Viene de Galicia, atravesando Asturias y Castilla, y quiere llegar a Jerusalén. Descansando de las fatigas del viaje cerca del cauce del río, escucha un coro angélico y recibe la visita de María, la Madre de Jesús, en carne mortal, que en ese tiempo mora en casa de Juan, su hermano, antes de su Asunción misteriosa a los cielos. María y Santiago hablan envueltos en el misterio. Ella está sobre un pilar de jaspe que dejará allí como testimonio de su visita, y el apóstol, lleno de alegría por su presencia, recobra las fuerzas con las consolaciones que recibe sobre su tarea evangelizadora. Después, seguirá su viaje a Judea para morir.
María le pide a Santiago que construya en torno al pilar del encuentro una capilla, y el apóstol la inicia con los conversos que lo acompañan.
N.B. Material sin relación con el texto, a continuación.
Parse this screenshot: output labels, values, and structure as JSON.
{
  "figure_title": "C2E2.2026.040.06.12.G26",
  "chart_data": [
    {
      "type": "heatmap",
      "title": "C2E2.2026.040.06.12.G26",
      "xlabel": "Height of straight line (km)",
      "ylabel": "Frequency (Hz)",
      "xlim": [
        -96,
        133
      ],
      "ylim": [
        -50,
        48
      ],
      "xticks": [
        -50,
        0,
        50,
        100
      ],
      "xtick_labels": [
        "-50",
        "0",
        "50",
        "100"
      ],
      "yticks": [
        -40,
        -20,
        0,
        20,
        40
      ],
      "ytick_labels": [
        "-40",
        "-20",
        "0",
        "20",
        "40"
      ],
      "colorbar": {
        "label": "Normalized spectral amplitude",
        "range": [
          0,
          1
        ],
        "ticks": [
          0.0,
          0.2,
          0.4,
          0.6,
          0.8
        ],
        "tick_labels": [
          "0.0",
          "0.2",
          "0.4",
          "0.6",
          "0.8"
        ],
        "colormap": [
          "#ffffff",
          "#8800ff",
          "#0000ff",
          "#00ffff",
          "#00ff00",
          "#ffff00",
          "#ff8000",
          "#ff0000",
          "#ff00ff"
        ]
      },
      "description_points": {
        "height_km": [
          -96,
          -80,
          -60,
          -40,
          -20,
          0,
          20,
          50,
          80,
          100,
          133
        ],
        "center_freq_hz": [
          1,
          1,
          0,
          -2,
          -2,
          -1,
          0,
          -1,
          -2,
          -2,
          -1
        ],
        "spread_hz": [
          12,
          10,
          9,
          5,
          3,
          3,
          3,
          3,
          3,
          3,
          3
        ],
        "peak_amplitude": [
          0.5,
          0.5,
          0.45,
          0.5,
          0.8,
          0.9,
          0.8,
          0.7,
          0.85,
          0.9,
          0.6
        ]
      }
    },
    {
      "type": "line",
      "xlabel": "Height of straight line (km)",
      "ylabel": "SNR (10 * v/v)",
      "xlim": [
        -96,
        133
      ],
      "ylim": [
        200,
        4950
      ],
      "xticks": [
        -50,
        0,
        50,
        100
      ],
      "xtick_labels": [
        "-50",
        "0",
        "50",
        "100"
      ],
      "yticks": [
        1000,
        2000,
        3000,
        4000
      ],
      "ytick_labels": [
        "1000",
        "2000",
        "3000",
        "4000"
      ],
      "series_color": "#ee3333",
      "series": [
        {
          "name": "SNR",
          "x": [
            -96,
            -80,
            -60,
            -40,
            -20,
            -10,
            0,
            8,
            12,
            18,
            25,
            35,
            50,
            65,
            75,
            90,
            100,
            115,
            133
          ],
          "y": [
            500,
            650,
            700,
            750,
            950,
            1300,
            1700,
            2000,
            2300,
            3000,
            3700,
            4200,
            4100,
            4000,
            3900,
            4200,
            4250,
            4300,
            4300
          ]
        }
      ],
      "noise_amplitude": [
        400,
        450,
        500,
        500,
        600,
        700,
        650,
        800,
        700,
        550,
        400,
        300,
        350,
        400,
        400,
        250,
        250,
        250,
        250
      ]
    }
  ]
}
Y aunque resulte difícil imaginarse la devoción mariana antes de que se publicasen los evangelios de Mateo y Lucas, los verdaderos juglares de los “Relatos de la Infancia de Jesús”, es lo cierto, que lo que allí se levanta es el primer templo mariano del mundo, cuando Zaragoza aún no se llamaba así, por la deformación popular de su nombre latino de Cesaraugusta. Así, el piropo que hoy se dirige a España como “Tierra de María”, también tiene su origen en el peregrinaje evangélico de Santiago, que cumplió al pie de la letra el último mandato de Jesús: “Id por todo el mundo y predicad el Evangelio a toda criatura” (Mc 16,15).